You need to give your arch some extra support. Wear an arch strapping until the pain is gone, probably about two weeks. You should also wear an arch support, both in your running shoes and your regular shoes. You can probably buy these supports in your local drugstore, and you should continue to wear them even after the pain goes away. If you do not, you run a serious risk of inviting back the pain. If these steps do not solve the problem, see a podiatrist to find out if orthotics might be necessary.
Pain in the back and bottom of the heel
(Apophycitis of the heel)
This injury happens to runners under twenty, most commonly to children around eleven. The pain dances up the back of your heel, and if you grab the heel and squeeze, you'll be howling in pain.
Right through the teens, the heel bone is in two pieces which eventually fuse after adolescence. If you are under twenty and you have been running very long distances, you may have jarred and separated these bones.

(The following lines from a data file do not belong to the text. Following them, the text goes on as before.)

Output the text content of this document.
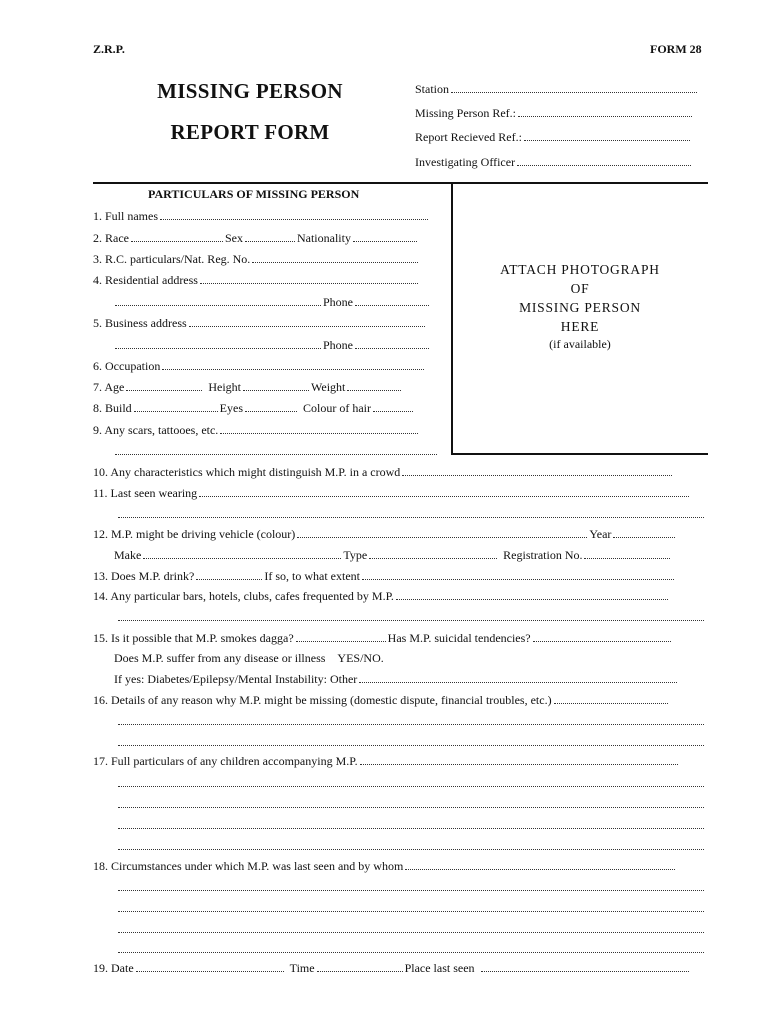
Z.R.P.	FORM 28
MISSING PERSON
REPORT FORM
Station
Missing Person Ref.:
Report Recieved Ref.:
Investigating Officer
PARTICULARS OF MISSING PERSON
1. Full names
2. Race	Sex	Nationality
3. R.C. particulars/Nat. Reg. No.
4. Residential address
Phone
5. Business address
Phone
6. Occupation
7. Age	Height	Weight
8. Build	Eyes	Colour of hair
9. Any scars, tattooes, etc.
ATTACH PHOTOGRAPH
OF
MISSING PERSON
HERE
(if available)
10. Any characteristics which might distinguish M.P. in a crowd
11. Last seen wearing
12. M.P. might be driving vehicle (colour)	Year
Make	Type	Registration No.
13. Does M.P. drink?	If so, to what extent
14. Any particular bars, hotels, clubs, cafes frequented by M.P.
15. Is it possible that M.P. smokes dagga?	Has M.P. suicidal tendencies?
Does M.P. suffer from any disease or illness YES/NO.
If yes: Diabetes/Epilepsy/Mental Instability: Other
16. Details of any reason why M.P. might be missing (domestic dispute, financial troubles, etc.)
17. Full particulars of any children accompanying M.P.
18. Circumstances under which M.P. was last seen and by whom
19. Date	Time	Place last seen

Try a heel strapping, using 1-1/2 inch adhesive tape. It's easy to do: Put one piece around the bottom of the heel toward the front, then another around the back of the heel toward the top -- from the inner ankle bone to the outer ankle bone. Then put another piece at the bottom, just behind the first piece of tape and overlapping by 1/2 inch. Do the same with another piece of tape at the back of the heel. Continue to add pieces of tape alternating between the bottom and the back of the heel until the last tape around the back of the heel borders the sole of your foot.
Also be sure to wear heel pads -- try inserting makeup sponges in your running shoes. Be patient: the injury will probably take about six months to heel, and during this period you should avoid all running and jumping. It's tough medicine, but to do otherwise will risk making the injury worse.